What a gorgeous pup,he is adorable!! dont apologise for all the pics,i could look at his pics all day!! xxx


----------



## Sarette (Mar 21, 2011)

Oh Max is gorgeous!! And you have fab taste in names


----------



## Turi (Jun 28, 2011)

He's GOOOOORGEOUS! And yes, very chunky. At eight weeks Saffi weighed 2kg :laugh:


----------



## Janev1000 (Oct 4, 2011)

Ah what a cutie x


----------



## Anna (Dec 6, 2011)

Max is so cute, beautiful photos 


Sent from my iPhone using Tapatalk


----------



## JulesB (Mar 6, 2011)

What a sweetie xx


----------



## caro50 (Mar 15, 2012)

Hi Jo

We've also just had our first few days with Biba, our new chocolate brown (and white bib) cockapoo. It's been great fun but I'm exhausted.
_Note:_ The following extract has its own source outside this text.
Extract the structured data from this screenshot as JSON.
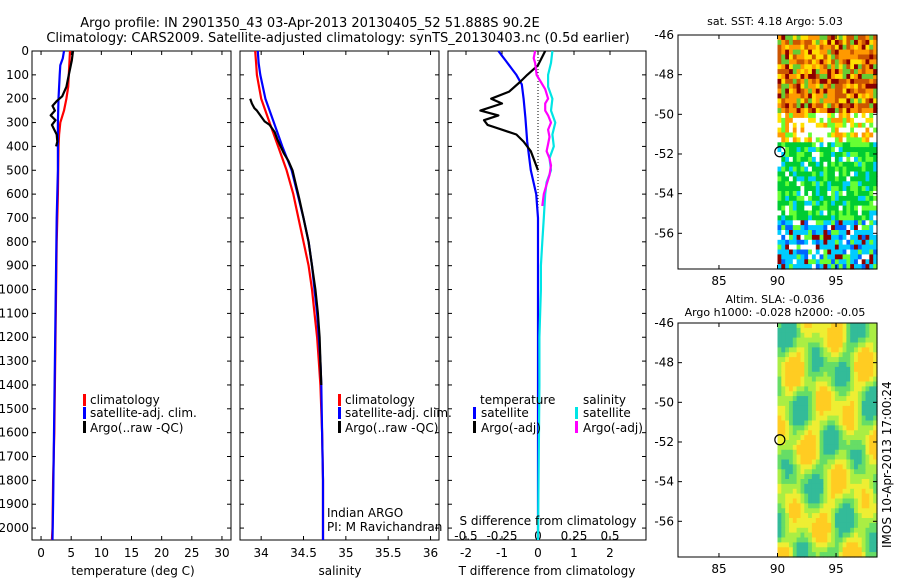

Biba has a lot of energy and it's quite difficult thinking up ways of entertaining her until she's allowed to go for walks. She looks so like Max, obviously a different coloured version! She has the same slightly cross/puzzled look about her, though her temperament couldn't be further from that! We think her eyes are more cocker spaniel than poodle (we have a 9 yr old poodle as well!) and her fur is definitely looking more spaniel as it's wavy, though that may change as she gets older. Unlike many cockapoos, Biba's mum was the poodle (black minature) and her dad a brown working cocker spaniel. I will get round to posting some photos soon, though her colouring makes it quite difficult to photograph her. She looks like a little brown ball in fur in all the photos so far! I will follow Max's progress with interest. Have fun with him. He looks gorgeous! Caro (don't know how to do smiley icons - will need my children to teach me!)


----------



## Sezra (May 20, 2011)

Beautiful photos, Max is gorgeous!


----------



## Scarlett (Dec 15, 2011)

He is so adorable!! Congratulations on your new puppy


----------